As a first step, the government should make the steps it has to take under the new law as effective as possible. They include conducting studies into the realities of overwork-induced deaths and beefing up counseling services for workers subjected to overwork and their families, as well as increasing support for nongovernmental organizations dealing with various problems resulting from overwork.
According to the Health, Labor and Welfare Ministry, a record 1,409 people applied for workers’ accidents compensation in fiscal 2013 for mental illnesses such as depression suffered as a result of overwork — 152 more than in the previous yea — and 436 of them were awarded compensation, the second-largest number since the ministry started taking such a survey in 1983. Of those awarded compensation, 63 had either committed or attempted suicide. Factors that triggered the mental illnesses included power harassment, sexual harassment and bullying at workplaces.
In addition, 784 workers applied for compensation in fiscal 2013 for having suffered cardiovascular or brain diseases including cerebral hemorrhage due to overwork, 58 fewer than in the previous year, and 133 of them were awarded compensation, topping 100 for 12 consecutive years.
It is important for the government, businesses and labor unions to realize that these figures represent only a tiny fraction of the real situation. Many other cases caused by overwork do not come to the surface because workers and their families seeking damages are required to present evidence and they are awarded compensation only if they meet certain conditions. The government should conduct a thorough study to get a detailed picture of what’s taking place at workplaces, by going beyond cases that were officially recognized as work-related accidents.

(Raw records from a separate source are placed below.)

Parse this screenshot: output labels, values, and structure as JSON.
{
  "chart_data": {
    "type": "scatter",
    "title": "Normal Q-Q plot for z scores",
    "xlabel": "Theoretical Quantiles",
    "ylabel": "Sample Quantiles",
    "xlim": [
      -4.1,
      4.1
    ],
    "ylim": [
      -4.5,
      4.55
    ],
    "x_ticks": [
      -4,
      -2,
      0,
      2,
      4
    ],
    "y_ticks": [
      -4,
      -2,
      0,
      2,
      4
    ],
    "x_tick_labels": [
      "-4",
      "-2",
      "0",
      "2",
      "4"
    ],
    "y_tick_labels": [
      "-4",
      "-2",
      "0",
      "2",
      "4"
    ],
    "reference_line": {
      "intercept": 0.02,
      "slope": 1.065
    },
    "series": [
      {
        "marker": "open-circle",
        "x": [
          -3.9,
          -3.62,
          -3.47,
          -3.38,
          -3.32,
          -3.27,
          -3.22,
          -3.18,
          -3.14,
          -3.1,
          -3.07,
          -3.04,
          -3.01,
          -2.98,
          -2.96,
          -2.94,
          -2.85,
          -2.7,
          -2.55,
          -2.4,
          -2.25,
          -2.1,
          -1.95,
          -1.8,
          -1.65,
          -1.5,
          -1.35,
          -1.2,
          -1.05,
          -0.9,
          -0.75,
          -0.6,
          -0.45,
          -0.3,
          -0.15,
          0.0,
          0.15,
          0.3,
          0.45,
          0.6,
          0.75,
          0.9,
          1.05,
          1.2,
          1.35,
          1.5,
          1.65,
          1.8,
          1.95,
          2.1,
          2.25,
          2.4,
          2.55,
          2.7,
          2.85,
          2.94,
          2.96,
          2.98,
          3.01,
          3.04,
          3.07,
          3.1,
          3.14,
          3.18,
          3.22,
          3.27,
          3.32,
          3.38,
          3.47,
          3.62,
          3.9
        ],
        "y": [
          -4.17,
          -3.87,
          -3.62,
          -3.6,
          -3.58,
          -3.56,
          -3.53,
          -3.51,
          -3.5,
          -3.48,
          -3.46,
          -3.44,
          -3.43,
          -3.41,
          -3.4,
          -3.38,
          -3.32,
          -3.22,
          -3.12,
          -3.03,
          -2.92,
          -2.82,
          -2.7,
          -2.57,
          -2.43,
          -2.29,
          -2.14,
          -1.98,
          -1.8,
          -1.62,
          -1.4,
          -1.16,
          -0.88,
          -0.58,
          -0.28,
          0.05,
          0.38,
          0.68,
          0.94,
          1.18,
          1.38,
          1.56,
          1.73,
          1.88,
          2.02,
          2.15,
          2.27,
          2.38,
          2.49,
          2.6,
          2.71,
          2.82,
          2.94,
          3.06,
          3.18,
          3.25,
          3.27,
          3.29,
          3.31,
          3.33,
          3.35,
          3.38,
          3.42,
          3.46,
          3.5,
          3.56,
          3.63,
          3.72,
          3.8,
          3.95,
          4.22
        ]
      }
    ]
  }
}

There are large numbers of workers in their 40s or younger who kill themselves due to stress from overwork while deaths from overwork happen more often among workers in their 40s and older. The government needs to find out why and devise measures to improve the situation.
The Labor Standards Law sets the upper limit of regular working hours at eight hours a day and 40 hours a week. But this regulation exists almost in name only because some companies and their labor unions can sign agreements that allow much overtime — sometimes even more than 80 hours a month. It is said that if people work under such conditions for an extended period, their chances of death form overwork greatly increases. The government needs to close this overtime loopholes in labor regulations.
Just as the law aimed at preventing death from overwork has been enacted by the Diet, the Abe administration is striving to introduce a system under which wages would be paid on the basis of employees’ work performance instead of the amount of time spent on the job for certain categories of workers by doing away with the work-hour regulations on them. While members of the Abe administration say the system will apply only to a small number of highly paid workers, some business leaders are calling for introducing the system into a broad segment of the Japanese workforce.
Such a policy would contradict the spirit of the new, anti-overwork law. The government should give priority to reducing the excessively long working hours of so many of the nation’s corporate employees.